The American Academy of Pediatrics recommends that babies exclusively breastfeed for the first six months. If you breastfeed, your newborn may take anywhere from five to 40 minutes for a feeding. When nursing, start on one side and watch for signs that your baby is slowing down. Timing may vary, depending on how hungry she is and when she was last fed. In the beginning, try to nurse for at least ten minutes on the first side. When the baby seems done with one side, gently detach her and switch sides. You may want to burp her in between. Most babies stop nursing when they feel full. Remember when you began, so you'll know what time to start the next feeding. Most newborns are hungry between one and half and three hours from the start of their last feeding. Your newborn shouldn't go more than four hours without feeding.
Other Breastfeeding Factors
Several factors besides hunger affect the length of time your newborn nurses. Your milk supply, for example, can play an important role. If your milk has not come in completely, your baby may nurse longer, which helps increase your supply. Your let-down reflex, which refers to the trigger of milk ejection, also affects your infant's feeding habits. If your reflex happens instantly, the feeding begins right away. If your reflex takes time, the feeding is a bit longer. In addition, some women have a faster milk flow than others. If your baby is distracted or sleepy, she may take her time nursing or even need some nudging and redirection. When you nurse more on one side than the other, begin with the side you ended with for the next feeding to keep a balanced supply.

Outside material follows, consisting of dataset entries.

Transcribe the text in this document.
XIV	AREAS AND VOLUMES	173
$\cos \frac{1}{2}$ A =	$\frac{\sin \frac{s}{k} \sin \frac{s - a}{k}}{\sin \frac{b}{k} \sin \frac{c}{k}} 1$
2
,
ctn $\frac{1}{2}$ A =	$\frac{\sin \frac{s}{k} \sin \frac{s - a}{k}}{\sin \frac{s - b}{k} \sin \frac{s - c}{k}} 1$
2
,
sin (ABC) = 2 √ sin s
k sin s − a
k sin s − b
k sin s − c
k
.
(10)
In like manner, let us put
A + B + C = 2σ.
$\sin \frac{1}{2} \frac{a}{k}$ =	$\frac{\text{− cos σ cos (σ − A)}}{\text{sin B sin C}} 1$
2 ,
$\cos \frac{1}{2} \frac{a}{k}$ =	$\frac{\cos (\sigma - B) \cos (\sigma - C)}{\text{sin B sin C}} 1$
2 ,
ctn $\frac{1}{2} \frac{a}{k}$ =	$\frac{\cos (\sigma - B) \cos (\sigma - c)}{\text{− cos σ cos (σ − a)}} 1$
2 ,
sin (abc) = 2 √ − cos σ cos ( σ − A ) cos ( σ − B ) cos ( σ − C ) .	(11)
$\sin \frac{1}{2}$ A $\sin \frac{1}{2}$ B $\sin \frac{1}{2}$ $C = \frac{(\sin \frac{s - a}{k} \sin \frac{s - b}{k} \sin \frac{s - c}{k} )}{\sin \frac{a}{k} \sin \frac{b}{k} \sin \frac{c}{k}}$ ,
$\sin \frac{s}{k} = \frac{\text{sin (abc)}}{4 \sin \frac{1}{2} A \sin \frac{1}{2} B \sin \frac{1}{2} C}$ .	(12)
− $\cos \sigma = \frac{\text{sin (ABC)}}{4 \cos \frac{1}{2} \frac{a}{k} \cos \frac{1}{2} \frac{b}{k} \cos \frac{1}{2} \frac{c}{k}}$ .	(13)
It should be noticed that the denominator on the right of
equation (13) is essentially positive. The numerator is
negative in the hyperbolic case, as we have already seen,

Bottle-fed babies may finish a feeding more quickly than a breastfed baby. This is because some babies have an easier time getting the milk out of a bottle nipple than a human nipple. In addition, bottles containing formula rather than breast milk may fill your baby up for longer periods of time. Formula-fed babies can develop eating schedules that are slightly more regimented because formula typically takes a longer time to digest. You may also have an easier time detecting when a bottle-fed newborn is full: the baby may turn her head away from the bottle or stop sucking, whereas a breastfeeding baby may continue to suck for comfort. While this is not problematic, you may have a trickier time gauging how much milk she has ingested.
MayoClinic.com explains that a newborn's feedings can change frequently, particularly during growth spurts. Follow your baby's signals and look for healthy weight gain, contentment after feedings and at least six wet diapers and several bowel movements every day. Contact your pediatrician if you are worried that your infant is not getting enough nutrition or if she seems frequently fussy. Trust yourself to know when something doesn't seem right with your little one.